I learned this tip from Moms Panel Jennifer: Walmart will deliver a package of goodies to your resort for you. Spend $50 or more, and you can get free shipping. You need to place your order 7-10 days before arrival (I think I ordered about two weeks in advance) and put your resorts physical address for shipping. We loved having bottled water, juice boxes, fruit pouches, gold fish crackers, and granola bars ready to take with us to the park every day. And, of course, everything is better with a $4 rice krispy treat shaped like Mickey.
4. Flexible. Be this. But you probably already know that from living with a toddler. They are mysterious and strange creatures that change their minds often! I learned a lot about my daughter this trip (which will probably ALL change by the next trip!) One being that she does NOT like Dumbo or Dumbo-like rides (the Flying Carpets, Triceratops Spin, Astro Orbiter, etc. ). I tried to take her on all of them with varying degrees of success. We finally decided it wasn’t worth trying to reason with her that she usually loves Dumbo (favorite ride at Disneyland but apparently a horrible ride at WDW— whaaaaa???) and just let it gooooo, let it goooooo….!
5. Don’t be afraid to split up.

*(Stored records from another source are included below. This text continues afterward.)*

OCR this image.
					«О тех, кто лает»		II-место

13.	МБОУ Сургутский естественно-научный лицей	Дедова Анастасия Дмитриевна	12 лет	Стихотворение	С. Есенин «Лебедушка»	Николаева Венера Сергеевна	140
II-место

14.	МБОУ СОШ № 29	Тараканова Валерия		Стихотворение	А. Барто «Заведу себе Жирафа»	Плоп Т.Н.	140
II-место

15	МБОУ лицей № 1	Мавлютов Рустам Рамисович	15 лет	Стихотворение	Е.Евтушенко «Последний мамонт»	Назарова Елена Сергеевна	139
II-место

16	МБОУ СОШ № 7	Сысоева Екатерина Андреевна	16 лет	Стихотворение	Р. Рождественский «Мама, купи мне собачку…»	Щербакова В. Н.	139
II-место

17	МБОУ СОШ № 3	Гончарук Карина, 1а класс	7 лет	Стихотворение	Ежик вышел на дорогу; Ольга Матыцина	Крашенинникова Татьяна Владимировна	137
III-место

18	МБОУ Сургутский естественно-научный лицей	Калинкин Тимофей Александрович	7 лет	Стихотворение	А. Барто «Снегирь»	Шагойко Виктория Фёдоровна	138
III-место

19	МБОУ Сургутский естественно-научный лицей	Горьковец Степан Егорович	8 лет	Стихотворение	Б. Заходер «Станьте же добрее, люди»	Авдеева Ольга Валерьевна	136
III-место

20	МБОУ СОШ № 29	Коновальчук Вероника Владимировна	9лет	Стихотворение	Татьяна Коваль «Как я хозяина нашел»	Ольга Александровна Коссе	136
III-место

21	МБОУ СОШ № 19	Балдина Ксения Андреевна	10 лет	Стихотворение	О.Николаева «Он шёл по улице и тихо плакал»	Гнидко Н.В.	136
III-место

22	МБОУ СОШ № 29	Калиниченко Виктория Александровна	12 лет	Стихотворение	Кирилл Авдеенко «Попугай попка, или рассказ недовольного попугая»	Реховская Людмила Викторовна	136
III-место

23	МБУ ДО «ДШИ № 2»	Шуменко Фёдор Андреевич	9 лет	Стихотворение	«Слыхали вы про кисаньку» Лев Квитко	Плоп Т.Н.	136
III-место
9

My older kids and husband wanted to ride Maelstrom, but it had a bit of a wait. #OhLucy was way past the ability to wait in line for a ride at this point, so I took her to find something she would enjoy. Everyone was happy, and we didn’t subject other park goers to 35 minutes of a toddler not wanting to stand in line.
We hit up some characters. We met Duffy the Bear for the first time. After a bit of a rocky beginning, she warmed up to him, thanks to a patient and willing Duffy! We then headed into Mexico and found Donald at his usual spot. She loved meeting him and held his hand for a while.
By the way- happy birthday, Donald! 80 years-old and he still quacks me up.
This might go along with the tip in #5, but it’s a special way of splitting up. If your child is too small to ride an attraction (Soarin’, for example) but the rest of the family wants to have a go, don’t skip it! Walk up to the Cast Member at the front of the line and ask for a Rider Switch Fast Pass. This little gem makes bringing the toddler to the parks completely worth it.
How it works: The whole family walks up to the ride and obtains the Rider Switch ticket. One adult goes onto the ride while the other adult stays close by with the too-short to ride child. After the first adult exits, the second adult can then ride, along with 2 other people.
BAM- extra Fast Passes. The Fast Pass does not have a time expiration date (in other words, you don’t have to ride immediately!) This Fast Pass was obtained on May 22 and did not expire until May 31.
We Rider Switched all over the World. My older kids were especially thankful when we rode the Seven Dwarfs Mine Train 5 times thanks to a combination of Fast Pass+ and Rider Switch.
What are your tips and tricks for traveling with toddlers? Do you have any suggestions that I missed?